A confiança do consumidor paulistano perdeu fôlego em maio e encerrou o mês em 120,6 pontos, queda de 0,4% em relação a abril, quando marcou 121,1 pontos.

Na comparação com maio de 2025, porém, o indicador ainda mostra avanço de 7,9%, segundo dados divulgados nesta segunda-feira pela FecomercioSP.

O Índice de confiança do consumidor varia de zero a 200 pontos. A marca de 100 separa os campos de pessimismo e otimismo, o que mantém o resultado atual em terreno positivo.

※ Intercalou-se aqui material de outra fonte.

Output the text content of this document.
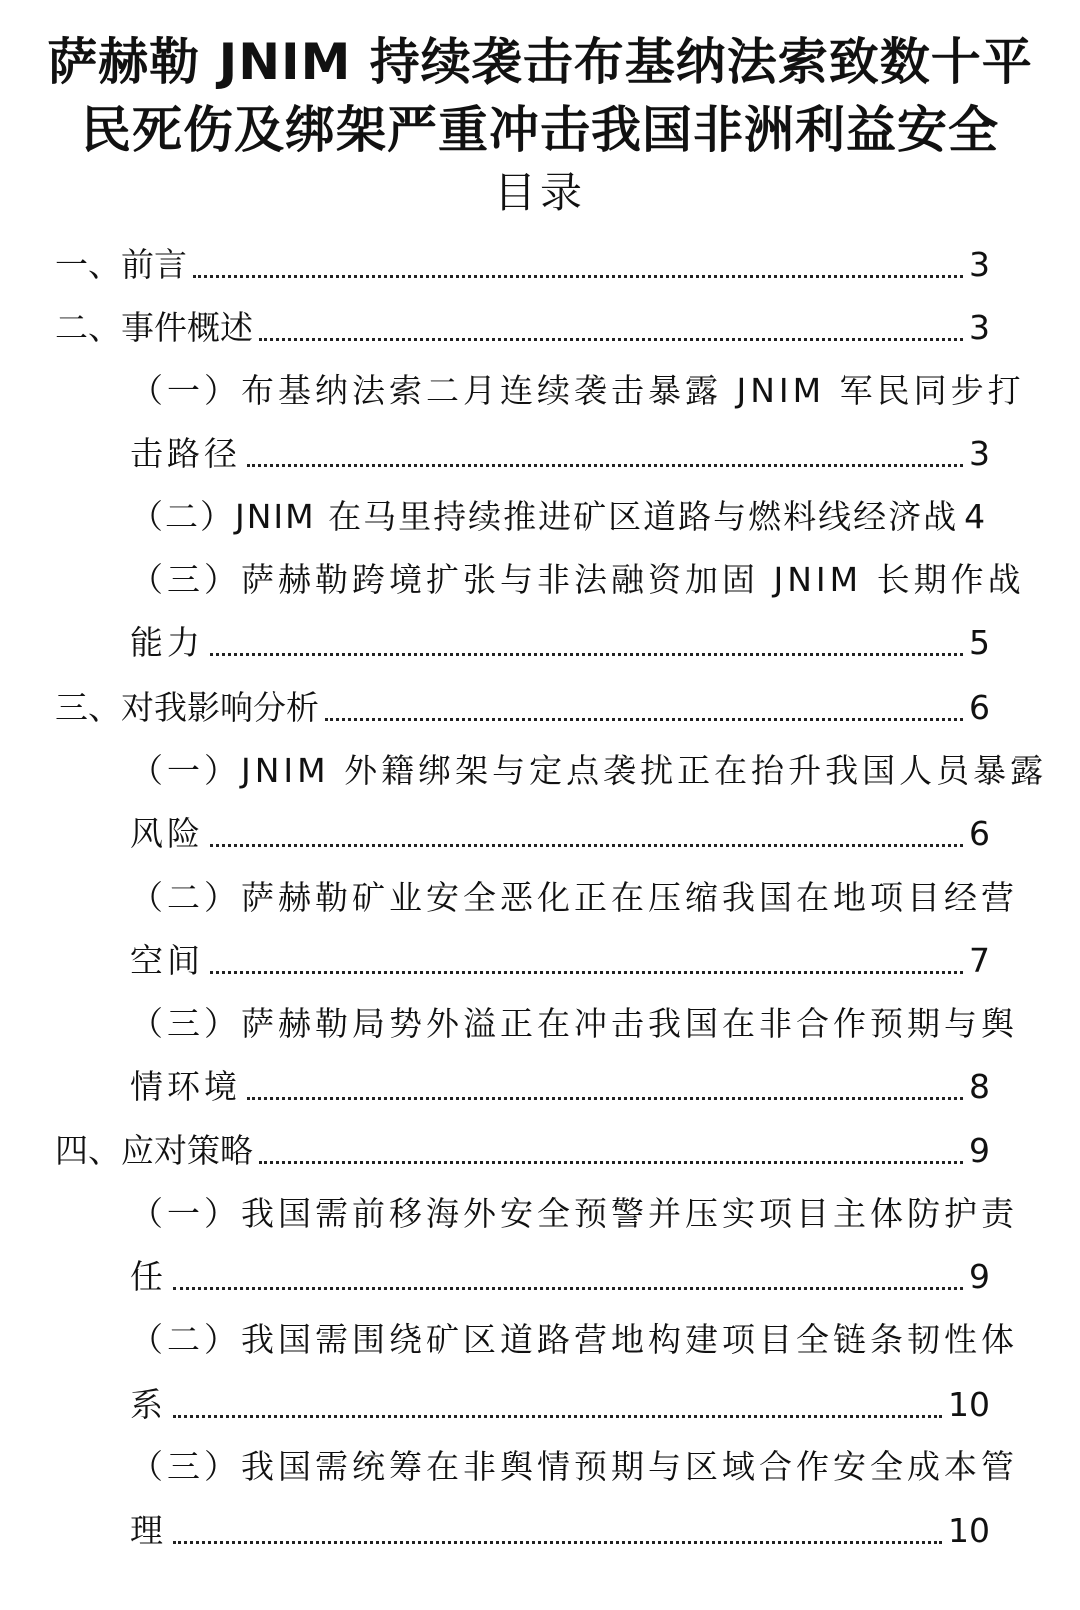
萨赫勒 JNIM 持续袭击布基纳法索致数十平
民死伤及绑架严重冲击我国非洲利益安全
目录
一、前言	3
二、事件概述	3
（一）布基纳法索二月连续袭击暴露 JNIM 军民同步打
击路径	3
（二）JNIM 在马里持续推进矿区道路与燃料线经济战 4
（三）萨赫勒跨境扩张与非法融资加固 JNIM 长期作战
能力	5
三、对我影响分析	6
（一）JNIM 外籍绑架与定点袭扰正在抬升我国人员暴露
风险	6
（二）萨赫勒矿业安全恶化正在压缩我国在地项目经营
空间	7
（三）萨赫勒局势外溢正在冲击我国在非合作预期与舆
情环境	8
四、应对策略	9
（一）我国需前移海外安全预警并压实项目主体防护责
任	9
（二）我国需围绕矿区道路营地构建项目全链条韧性体
系	10
（三）我国需统筹在非舆情预期与区域合作安全成本管
理	10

Para a entidade, o principal peso sobre a percepção das famílias continua sendo a Selic em 14,5% ao ano. Na prática, isso encarece o crédito e reduz o espaço para compras parceladas e financiadas.

Esse cenário afeta diretamente o consumo no comércio e nos serviços, porque tende a adiar decisões de compra de bens mais caros, como eletrodomésticos, móveis e até veículos.

Do outro lado, a FecomercioSP aponta efeito favorável do novo Desenrola Brasil, que oferece descontos de até 90% em dívidas de cartão de crédito, cheque especial e crédito pessoal.

A entidade avalia, no entanto, que a melhora na percepção das famílias depende da adesão ao programa e das condições oferecidas pelos bancos, além da capacidade real de pagamento de quem busca renegociar.

Reportagem produzida pelo Bastidor MT com base em informações publicamente divulgadas pela fonte original.


Comentário do Bastidor:

A queda da confiança indica um consumidor mais cauteloso, o que costuma esfriar vendas e segurar a atividade no varejo. Com juros em patamar elevado, o crédito segue pesado para famílias e empresas, reduzindo o apetite por compras parceladas. Ao mesmo tempo, programas de renegociação podem aliviar inadimplência, mas o efeito sobre o consumo leva tempo para aparecer. Na prática, o bolso sente antes: menos crédito, mais seletividade e pressão sobre o comércio.